A back story on our friendship: Rachel and I met at Hyde School where we both dipped our toes in the education field as academic support teachers. Students would constantly confuse the two of us. For Hyde people who read this, Andre Allen came back the year after he graduated/ after Rachel had moved on from Hyde and said “Hey Ms. Morse!” I probably did a palm to living face thing and said, “She doesn’t even work here anymore”. Apparently that’s our Hyde faculty legacy. “Is that Ms. Morse or Ms. Hess? I forget.” Not a whole lot has changed as throughout our time together in Vietnam we got a few “is that your sister” comments via social media and mutually agreed to take it as a compliment.
Overall, I had a lot fun sharing Vietnam with Rachel (because Vietnam is mine to share). It was a bizarre feeling to have someone I know from home in Vietnam. I shared the experiences of crossing the busy streets, riding on motorbikes, taking public transportation as the only foreigners, and navigating the food scene. All of these things can be challenging for me even after being in the country for three months and I felt a little responsible to have all the answers. Rachel quickly found I did not but was kind enough to be easy going and flexible.

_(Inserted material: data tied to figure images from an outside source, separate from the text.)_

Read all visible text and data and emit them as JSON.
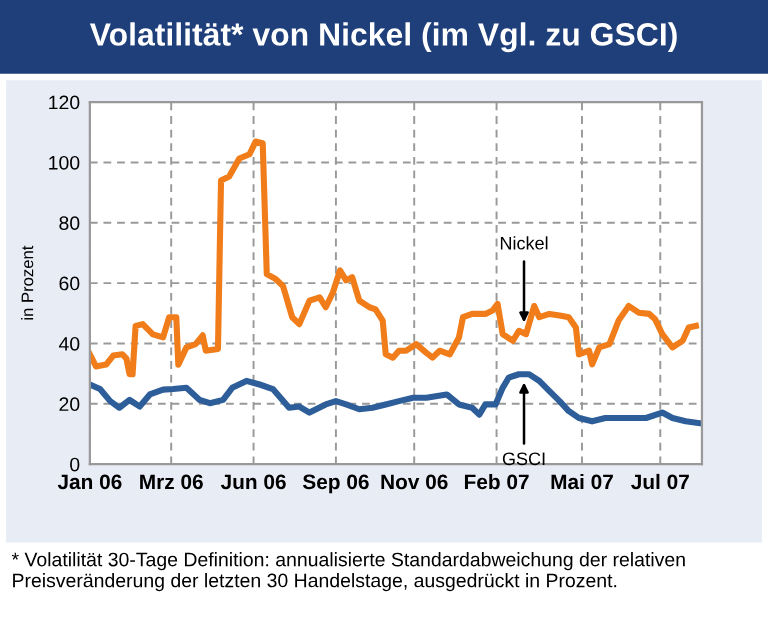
{
  "chart_data": {
    "type": "line",
    "title": "Volatilität* von Nickel (im Vgl. zu GSCI)",
    "ylabel": "in Prozent",
    "xlim": [
      "2006-01-02",
      "2007-08-27"
    ],
    "xticks": [
      {
        "value": "2006-01-02",
        "label": "Jan 06"
      },
      {
        "value": "2006-03-23",
        "label": "Mrz 06"
      },
      {
        "value": "2006-06-12",
        "label": "Jun 06"
      },
      {
        "value": "2006-09-01",
        "label": "Sep 06"
      },
      {
        "value": "2006-11-17",
        "label": "Nov 06"
      },
      {
        "value": "2007-02-06",
        "label": "Feb 07"
      },
      {
        "value": "2007-05-01",
        "label": "Mai 07"
      },
      {
        "value": "2007-07-17",
        "label": "Jul 07"
      }
    ],
    "ylim": [
      0,
      120
    ],
    "yticks": [
      0,
      20,
      40,
      60,
      80,
      100,
      120
    ],
    "grid": true,
    "line_style": "solid",
    "marker": "none",
    "series": [
      {
        "color": "#f07d1a",
        "x": [
          "2006-01-02",
          "2006-01-08",
          "2006-01-18",
          "2006-01-25",
          "2006-02-03",
          "2006-02-07",
          "2006-02-10",
          "2006-02-13",
          "2006-02-16",
          "2006-02-23",
          "2006-03-05",
          "2006-03-15",
          "2006-03-21",
          "2006-03-28",
          "2006-03-30",
          "2006-04-07",
          "2006-04-16",
          "2006-04-23",
          "2006-04-26",
          "2006-05-08",
          "2006-05-11",
          "2006-05-19",
          "2006-05-29",
          "2006-06-08",
          "2006-06-14",
          "2006-06-21",
          "2006-06-25",
          "2006-07-04",
          "2006-07-11",
          "2006-07-20",
          "2006-07-27",
          "2006-08-06",
          "2006-08-16",
          "2006-08-22",
          "2006-08-29",
          "2006-09-05",
          "2006-09-11",
          "2006-09-17",
          "2006-09-24",
          "2006-10-04",
          "2006-10-10",
          "2006-10-17",
          "2006-10-20",
          "2006-10-27",
          "2006-11-02",
          "2006-11-09",
          "2006-11-19",
          "2006-11-29",
          "2006-12-05",
          "2006-12-12",
          "2006-12-22",
          "2006-12-31",
          "2007-01-04",
          "2007-01-13",
          "2007-01-26",
          "2007-02-02",
          "2007-02-07",
          "2007-02-12",
          "2007-02-22",
          "2007-02-28",
          "2007-03-07",
          "2007-03-15",
          "2007-03-20",
          "2007-03-30",
          "2007-04-09",
          "2007-04-18",
          "2007-04-25",
          "2007-04-28",
          "2007-05-08",
          "2007-05-11",
          "2007-05-18",
          "2007-05-28",
          "2007-06-06",
          "2007-06-16",
          "2007-06-26",
          "2007-07-06",
          "2007-07-12",
          "2007-07-19",
          "2007-07-29",
          "2007-08-08",
          "2007-08-14",
          "2007-08-21"
        ],
        "values": [
          36.4,
          32.4,
          33,
          36,
          36.4,
          35,
          29.8,
          29.8,
          45.8,
          46.4,
          43,
          42,
          48.7,
          48.7,
          33,
          38.7,
          39.8,
          42.7,
          37.6,
          38.2,
          94,
          95.3,
          101.3,
          102.7,
          106.9,
          106.4,
          63,
          61.3,
          59,
          48.7,
          46.4,
          54.2,
          55.3,
          52,
          56.9,
          64.2,
          60.9,
          62,
          54.2,
          52,
          51.3,
          47.6,
          36.4,
          35.3,
          37.6,
          37.6,
          39.8,
          36.9,
          35.3,
          37.6,
          36.4,
          42,
          48.7,
          49.8,
          49.8,
          50.9,
          53.1,
          43.1,
          40.9,
          44.2,
          43.1,
          52.4,
          48.7,
          49.8,
          49.3,
          48.7,
          45.3,
          36.4,
          37.6,
          33.1,
          38.7,
          39.8,
          47.6,
          52.4,
          50.2,
          49.8,
          48,
          43.1,
          38.7,
          40.9,
          45.3,
          45.8
        ]
      },
      {
        "color": "#2e5e99",
        "x": [
          "2006-01-02",
          "2006-01-12",
          "2006-01-22",
          "2006-01-31",
          "2006-02-10",
          "2006-02-20",
          "2006-03-02",
          "2006-03-15",
          "2006-03-25",
          "2006-04-07",
          "2006-04-20",
          "2006-04-30",
          "2006-05-13",
          "2006-05-22",
          "2006-06-05",
          "2006-06-18",
          "2006-07-01",
          "2006-07-17",
          "2006-07-27",
          "2006-08-06",
          "2006-08-22",
          "2006-09-01",
          "2006-09-11",
          "2006-09-24",
          "2006-10-07",
          "2006-10-20",
          "2006-11-02",
          "2006-11-16",
          "2006-11-29",
          "2006-12-19",
          "2006-12-31",
          "2007-01-13",
          "2007-01-20",
          "2007-01-26",
          "2007-02-05",
          "2007-02-12",
          "2007-02-18",
          "2007-02-28",
          "2007-03-10",
          "2007-03-20",
          "2007-03-30",
          "2007-04-09",
          "2007-04-18",
          "2007-04-28",
          "2007-05-11",
          "2007-05-24",
          "2007-06-06",
          "2007-06-19",
          "2007-07-03",
          "2007-07-19",
          "2007-07-29",
          "2007-08-11",
          "2007-08-24"
        ],
        "values": [
          26.4,
          24.9,
          20.9,
          18.7,
          21.3,
          19.1,
          23.1,
          24.7,
          24.9,
          25.3,
          21.3,
          20.2,
          21.3,
          25.3,
          27.6,
          26.4,
          24.9,
          18.7,
          19.1,
          17.1,
          19.8,
          20.9,
          19.8,
          18.2,
          18.7,
          19.8,
          20.9,
          22,
          22,
          23.1,
          19.8,
          18.7,
          16.4,
          19.8,
          19.8,
          25.3,
          28.7,
          29.8,
          29.8,
          27.6,
          24.2,
          20.9,
          17.6,
          15.3,
          14.2,
          15.3,
          15.3,
          15.3,
          15.3,
          17.1,
          15.3,
          14.2,
          13.6
        ]
      }
    ],
    "annotations": [
      {
        "text": "Nickel",
        "x": "2007-03-05",
        "y": 46
      },
      {
        "text": "GSCI",
        "x": "2007-03-05",
        "y": 28
      },
      "* Volatilität 30-Tage Definition: annualisierte Standardabweichung der relativen Preisveränderung der letzten 30 Handelstage, ausgedrückt in Prozent."
    ]
  }
}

Rachel used Hanoi and my apartment as home base as she came and went from trips around northern Vietnam. It was lovely to have company but also a bit of an adjustment because it had been a while since I shared my personal space with someone. At the end of her trip, we reflected that we were able to find a nice balance of co-habitation, not something I typically consider as a strong suit of mine.
My apartment was tested on its suitability for foreign guests and I would not say it passed with flying colors. Some challenges I knew to anticipate, like the fact that I only have one key and you need my fingerprint to enter the building when the door man isn’t there. And, my mattress is basically a floorboard. I gave Rachel this description as a heads up and it still took her by surprise. Other unknown challenges arose, like the hot water doesn’t last very long and that can be traumatizing when the outside temperatures drop. Rachel was a trooper; she avoided the shower when she could, suffered through hunger while I taught in the evenings, and never complained about the firm mattress (although did suggest getting a mattress pad).

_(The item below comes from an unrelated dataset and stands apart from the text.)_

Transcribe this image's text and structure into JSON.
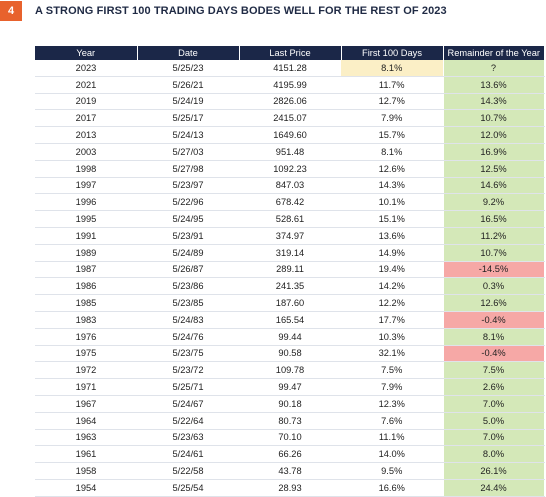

On Rachel’s last weekend in the country we went on an adventure to Ha Long Bay. After three months of traveling solo it was a treat to have her plan the trip. We cruised through a weekend full of beautiful views and chatty tour guides. We shared bottles of red wine and two person kayaks. We swapped stories with people from across the world and didn’t shy away from taking silly pictures. It was so great to have someone to share this experience with and I’m glad Rachel convinced me to skip class for it.
After that memorable weekend, it was time for Rachel to depart for home. Historically, I’m terrible at goodbyes. I prefer to be the one leaving and would rather sneak out the door at a party, or avoid hugging at family gatherings, or say to a friend, “I’ll just see you later!”. Having Rachel leave was hard, and not just because I hate saying goodbye. I had a month of excitement and familiar company. Rachel leaving meant that I had to get back to sorting out my life on my own. But the airport bus came, Rachel hopped on, and I headed to my neighborhood pho stop to get dinner alone once again.